A delinquência e violência mais graves que se observam nas escolas são precisamente o processo de luta para atingir, exibir e ganhar um estatuto superior na escala da liderança sobre colegas, professores e funcionários e, uma vez conseguida essa posição há que mantê-la, demonstrando o facto constantemente porque há sempre um aspirante a líder à espreita.

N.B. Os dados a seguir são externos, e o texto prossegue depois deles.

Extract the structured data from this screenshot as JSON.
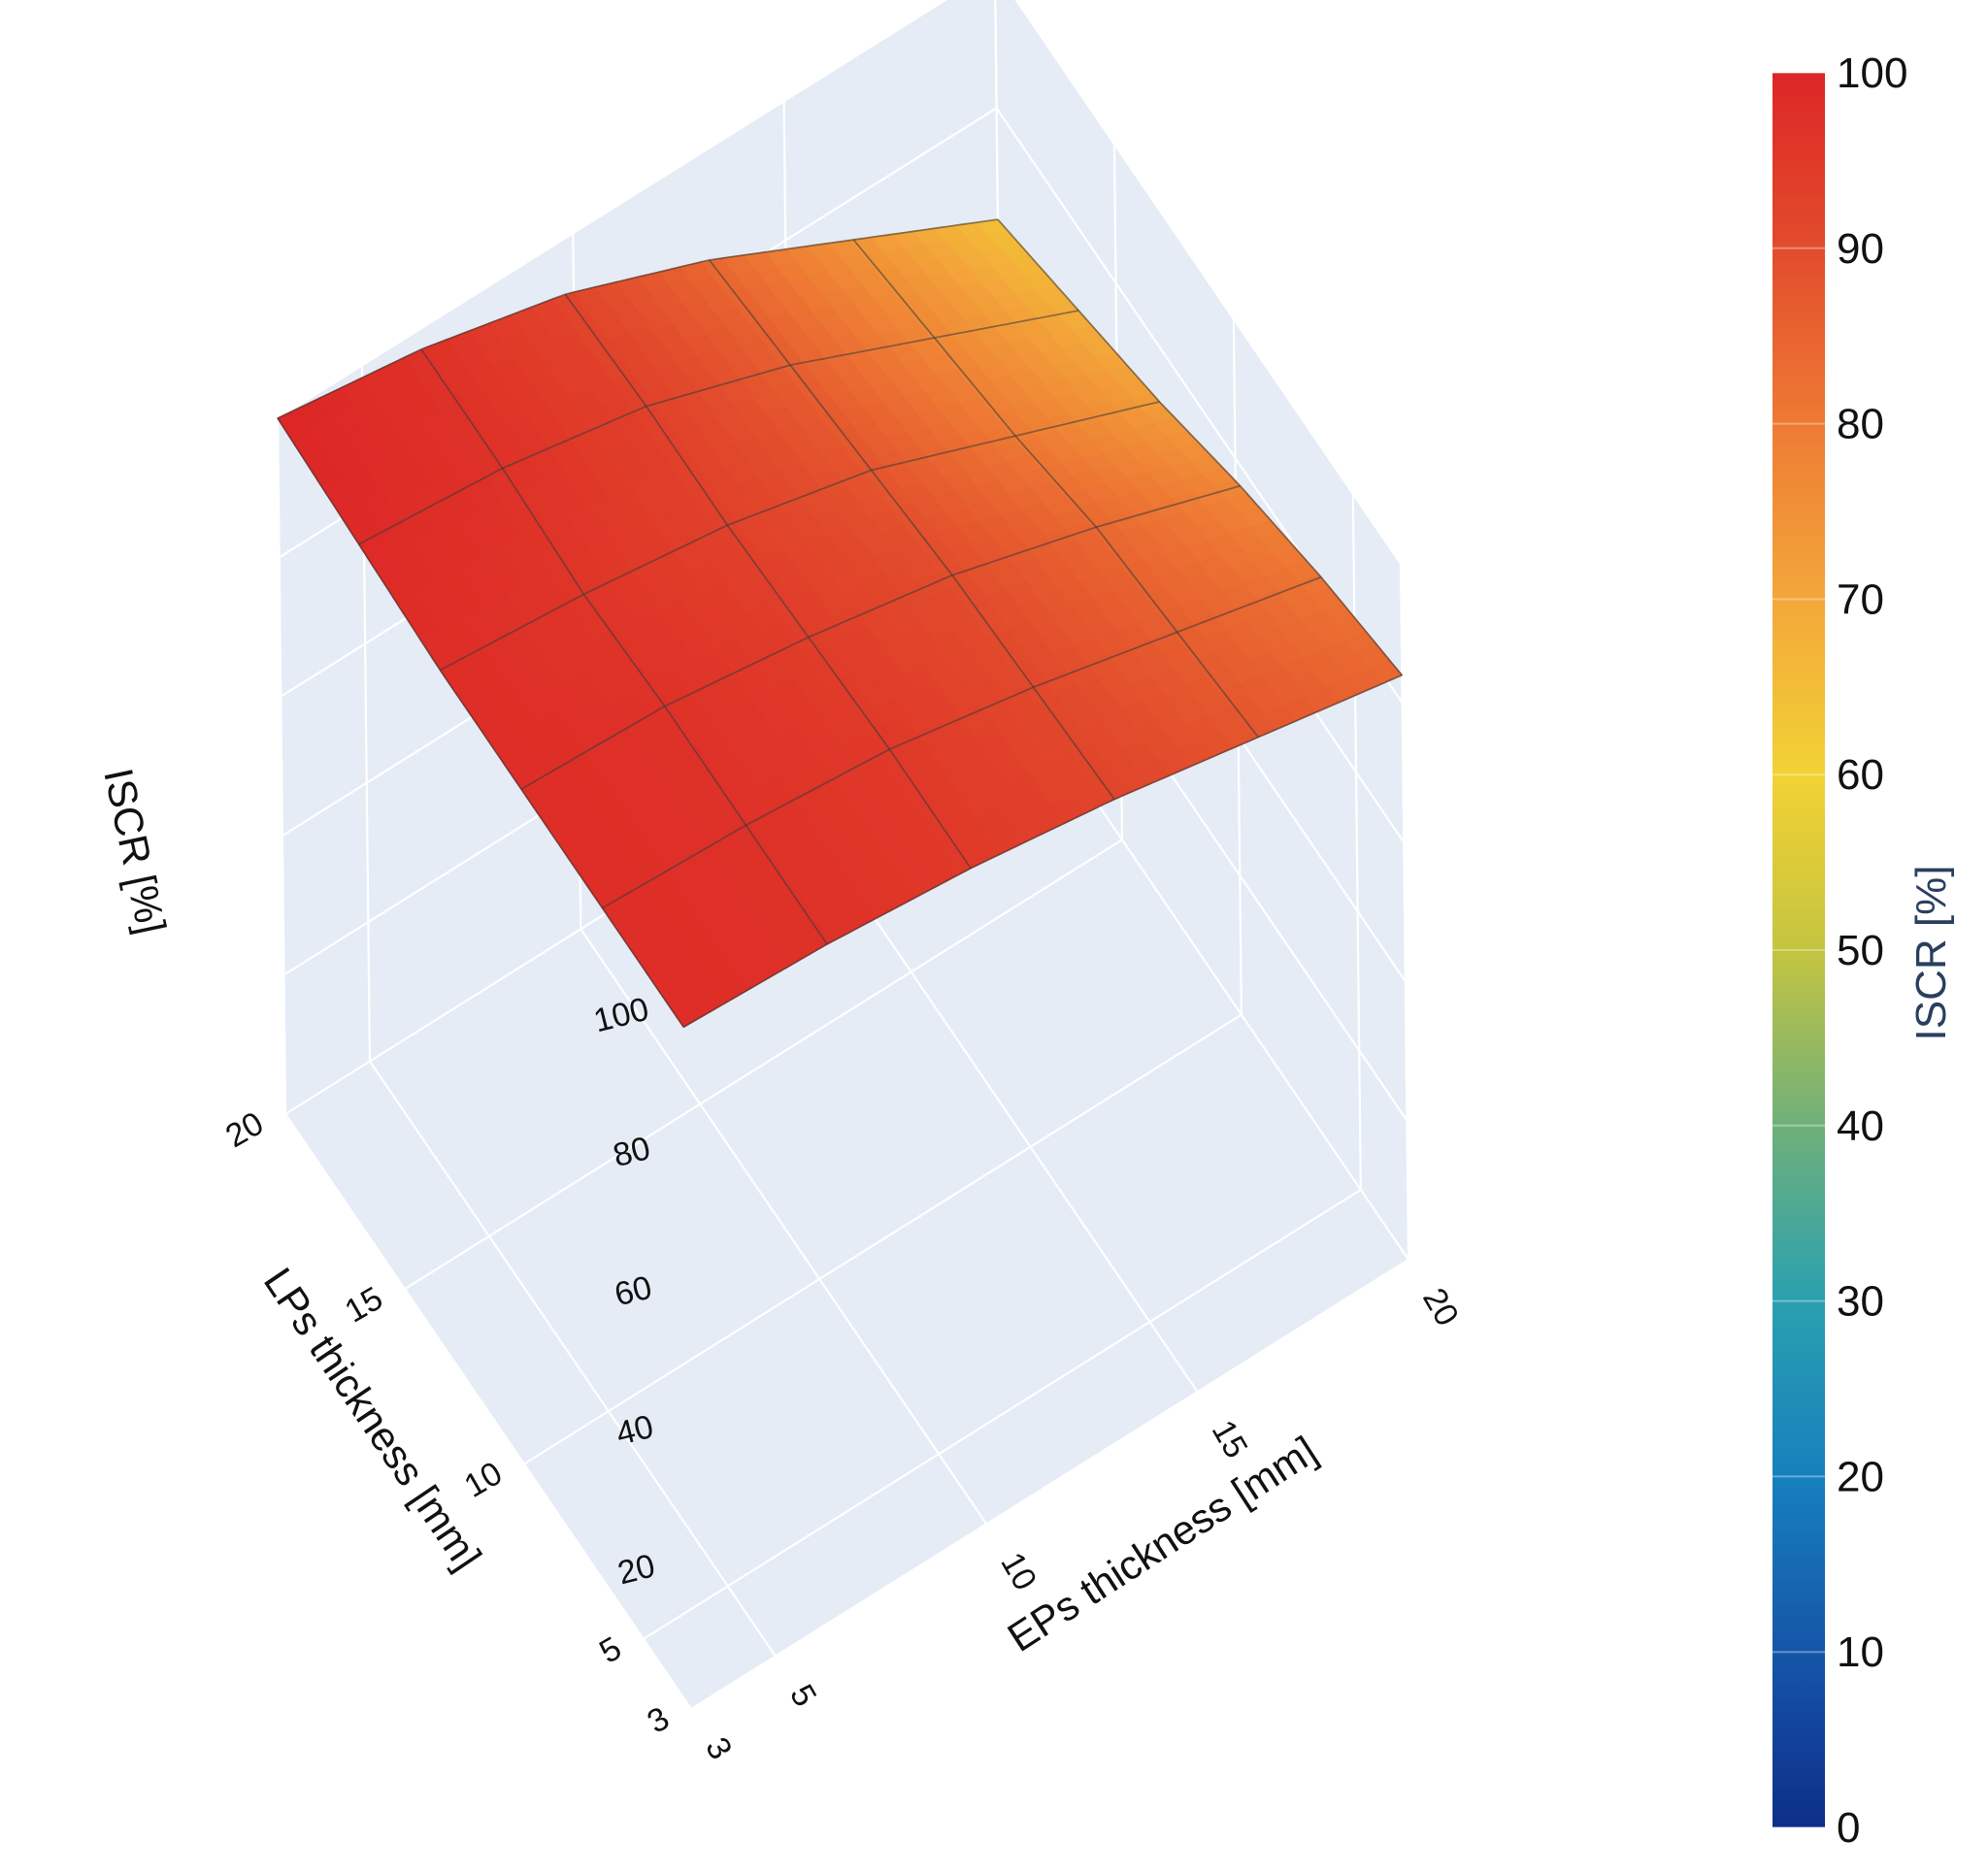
{
  "chart_data": {
    "type": "surface",
    "x_axis": {
      "label": "EPs thickness [mm]",
      "ticks": [
        3,
        5,
        10,
        15,
        20
      ],
      "range": [
        3,
        20
      ]
    },
    "y_axis": {
      "label": "LPs thickness [mm]",
      "ticks": [
        3,
        5,
        10,
        15,
        20
      ],
      "range": [
        3,
        20
      ]
    },
    "z_axis": {
      "label": "ISCR [%]",
      "ticks": [
        20,
        40,
        60,
        80,
        100
      ],
      "range": [
        0,
        100
      ]
    },
    "surface": {
      "x": [
        3,
        6.4,
        9.8,
        13.2,
        16.6,
        20
      ],
      "y": [
        3,
        6.4,
        9.8,
        13.2,
        16.6,
        20
      ],
      "z": [
        [
          98,
          97,
          95,
          92,
          88,
          84
        ],
        [
          98,
          97,
          95,
          91,
          86,
          81
        ],
        [
          98,
          97,
          94,
          90,
          84,
          77
        ],
        [
          98,
          96,
          93,
          88,
          80,
          72
        ],
        [
          99,
          97,
          93,
          86,
          77,
          68
        ],
        [
          100,
          97,
          92,
          84,
          74,
          64
        ]
      ]
    },
    "colorbar": {
      "title": "ISCR [%]",
      "min": 0,
      "max": 100,
      "ticks": [
        0,
        10,
        20,
        30,
        40,
        50,
        60,
        70,
        80,
        90,
        100
      ],
      "colors": [
        "#0d2e8a",
        "#1556a8",
        "#1680bd",
        "#2aa0b0",
        "#6fb07a",
        "#c4c440",
        "#f2d234",
        "#f3a73a",
        "#ee7a34",
        "#e24c2c",
        "#dd2626"
      ]
    },
    "colors": {
      "scene_background": "#e5ecf6",
      "grid": "#ffffff",
      "mesh": "#3a3a3a"
    }
  }
}
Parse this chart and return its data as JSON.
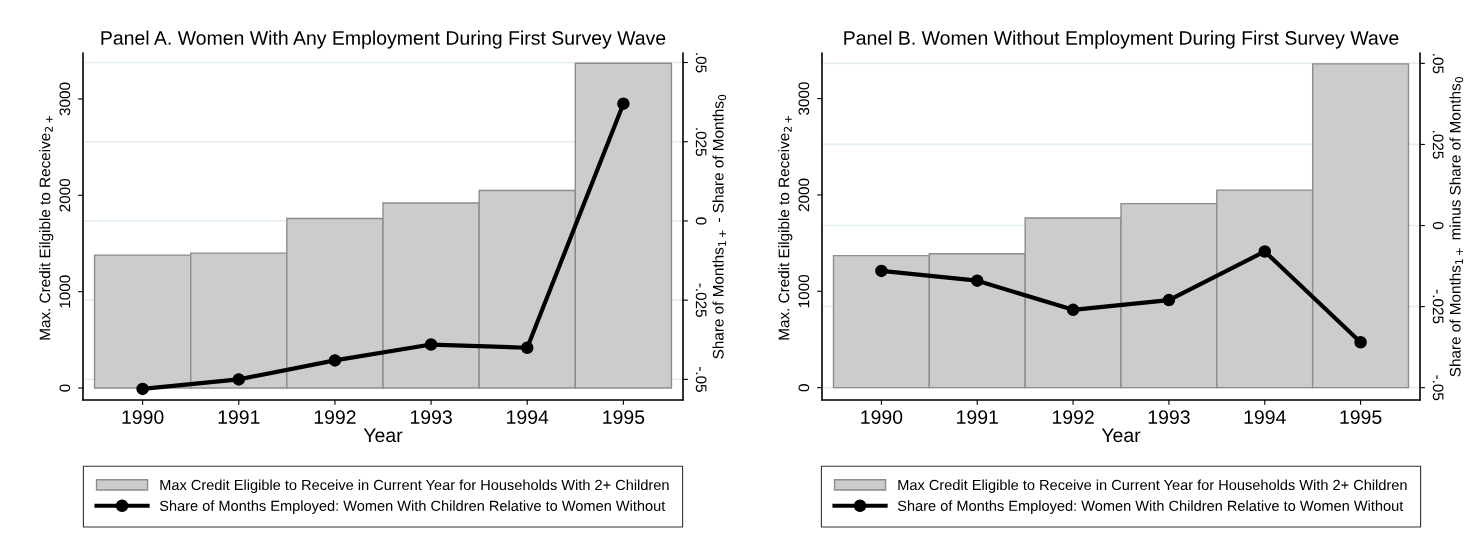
{
  "chart_data": [
    {
      "type": "bar",
      "title": "Panel A. Women With Any Employment During First Survey Wave",
      "xlabel": "Year",
      "ylabel": "Max. Credit Eilgible to Receive$_{2+}$",
      "y2label": "Share of Months$_{1+}$ - Share of Months$_{0}$",
      "categories": [
        "1990",
        "1991",
        "1992",
        "1993",
        "1994",
        "1995"
      ],
      "series": [
        {
          "name": "Max Credit Eligible to Receive in Current Year for Households With 2+ Children",
          "color": "#cccccc",
          "values": [
            1380,
            1400,
            1760,
            1920,
            2050,
            3370
          ]
        },
        {
          "name": "Share of Months Employed: Women With Children Relative to Women Without",
          "type": "line",
          "axis": "y2",
          "color": "#000000",
          "values": [
            -0.053,
            -0.05,
            -0.044,
            -0.039,
            -0.04,
            0.037
          ]
        }
      ],
      "ylim": [
        -124,
        3477
      ],
      "yticks": [
        0,
        1000,
        2000,
        3000
      ],
      "y2lim": [
        -0.0565,
        0.053
      ],
      "y2ticks": [
        {
          "value": -0.05,
          "label": "-.05"
        },
        {
          "value": -0.025,
          "label": "-.025"
        },
        {
          "value": 0,
          "label": "0"
        },
        {
          "value": 0.025,
          "label": ".025"
        },
        {
          "value": 0.05,
          "label": ".05"
        }
      ],
      "grid": "y2",
      "legend": "bottom",
      "marker": "circle"
    },
    {
      "type": "bar",
      "title": "Panel B. Women Without Employment During First Survey Wave",
      "xlabel": "Year",
      "ylabel": "Max. Credit Eilgible to Receive$_{2+}$",
      "y2label": "Share of Months$_{1+}$ minus Share of Months$_{0}$",
      "categories": [
        "1990",
        "1991",
        "1992",
        "1993",
        "1994",
        "1995"
      ],
      "series": [
        {
          "name": "Max Credit Eligible to Receive in Current Year for Households With 2+ Children",
          "color": "#cccccc",
          "values": [
            1370,
            1390,
            1760,
            1910,
            2050,
            3360
          ]
        },
        {
          "name": "Share of Months Employed: Women With Children Relative to Women Without",
          "type": "line",
          "axis": "y2",
          "color": "#000000",
          "values": [
            -0.014,
            -0.017,
            -0.026,
            -0.023,
            -0.008,
            -0.036
          ]
        }
      ],
      "ylim": [
        -128,
        3473
      ],
      "yticks": [
        0,
        1000,
        2000,
        3000
      ],
      "y2lim": [
        -0.0538,
        0.0532
      ],
      "y2ticks": [
        {
          "value": -0.05,
          "label": "-.05"
        },
        {
          "value": -0.025,
          "label": "-.025"
        },
        {
          "value": 0,
          "label": "0"
        },
        {
          "value": 0.025,
          "label": ".025"
        },
        {
          "value": 0.05,
          "label": ".05"
        }
      ],
      "grid": "y2",
      "legend": "bottom",
      "marker": "circle"
    }
  ]
}
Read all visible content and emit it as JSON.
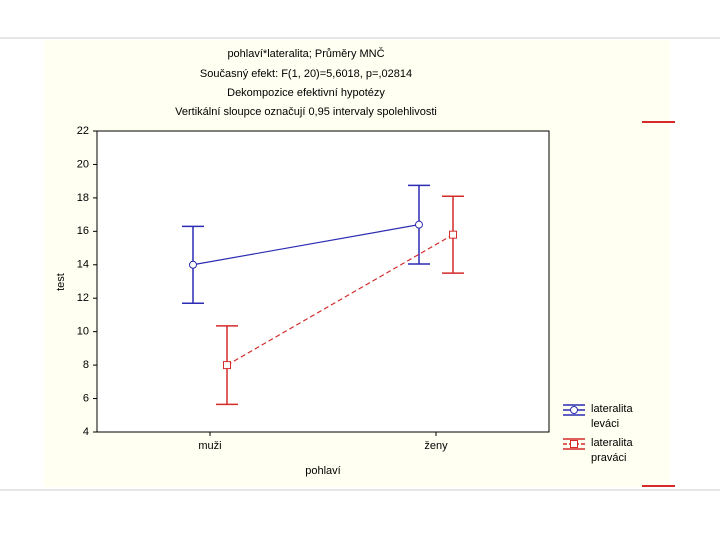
{
  "chart_data": {
    "type": "interaction",
    "title": "pohlaví*lateralita; Průměry MNČ",
    "subtitle": [
      "Současný efekt: F(1, 20)=5,6018, p=,02814",
      "Dekompozice efektivní hypotézy",
      "Vertikální sloupce označují 0,95 intervaly spolehlivosti"
    ],
    "x_label": "pohlaví",
    "y_label": "test",
    "categories": [
      "muži",
      "ženy"
    ],
    "series": [
      {
        "name": "lateralita leváci",
        "color": "#2b2bb3",
        "line_style": "solid",
        "marker": "circle",
        "values": [
          14.0,
          16.4
        ],
        "errors": [
          2.3,
          2.35
        ]
      },
      {
        "name": "lateralita praváci",
        "color": "#d42a2a",
        "line_style": "dashed",
        "marker": "square",
        "values": [
          8.0,
          15.8
        ],
        "errors": [
          2.35,
          2.3
        ]
      }
    ],
    "ylim": [
      4,
      22
    ],
    "yticks": [
      4,
      6,
      8,
      10,
      12,
      14,
      16,
      18,
      20,
      22
    ],
    "grid": false
  }
}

Assim, quem defende que a escola deve funcionar como uma “democracia” está completamente enganado:
1.º) A escola nunca poderá ser uma democracia porque os alunos candidatos a líderes vão por à prova os seus professores, funcionários e próprios colegas, para tentar dominá-los e exibir a sua liderança. Isso não pode acontecer: a autoridade do professor nunca pode ser ultrapassada pelo aluno. Em muitos casos isso já aconteceu e eis aí porque uma turma respeita um professor e não outro. Os professores com uma personalidade mais frágil são facilmente dominados e muitos acabaram por abandonar a profissão;
2.º) As verdadeiras democracias também não existem, nem entre nem dentro dos próprios partidos. O que existe é muita luta entre partidos pela liderança do país e muita luta pela liderança dos partidos dentro deles, novos líderes estão sempre à espreita. Isto não tem nada de estranho e passa-se em qualquer outro lugar em que haja o exercício do poder. Para se chegar ao topo há que ultrapassar muitas barreiras e os adversários ficarão sempre à espreita para depor o líder logo que seja oportuno.

Os nossos filhos começam desde muita tenra idade a testar os pais e os possíveis irmãos para verem de que forma conseguem obter aquilo que desejam: choram, berram, batem o pé, chegam a bater-nos: começam com um sacudir de mão, depois dão uma “palmadinha” e se não os pararmos em breve crescerá a sua ousadia. Os pais sabem-no bem!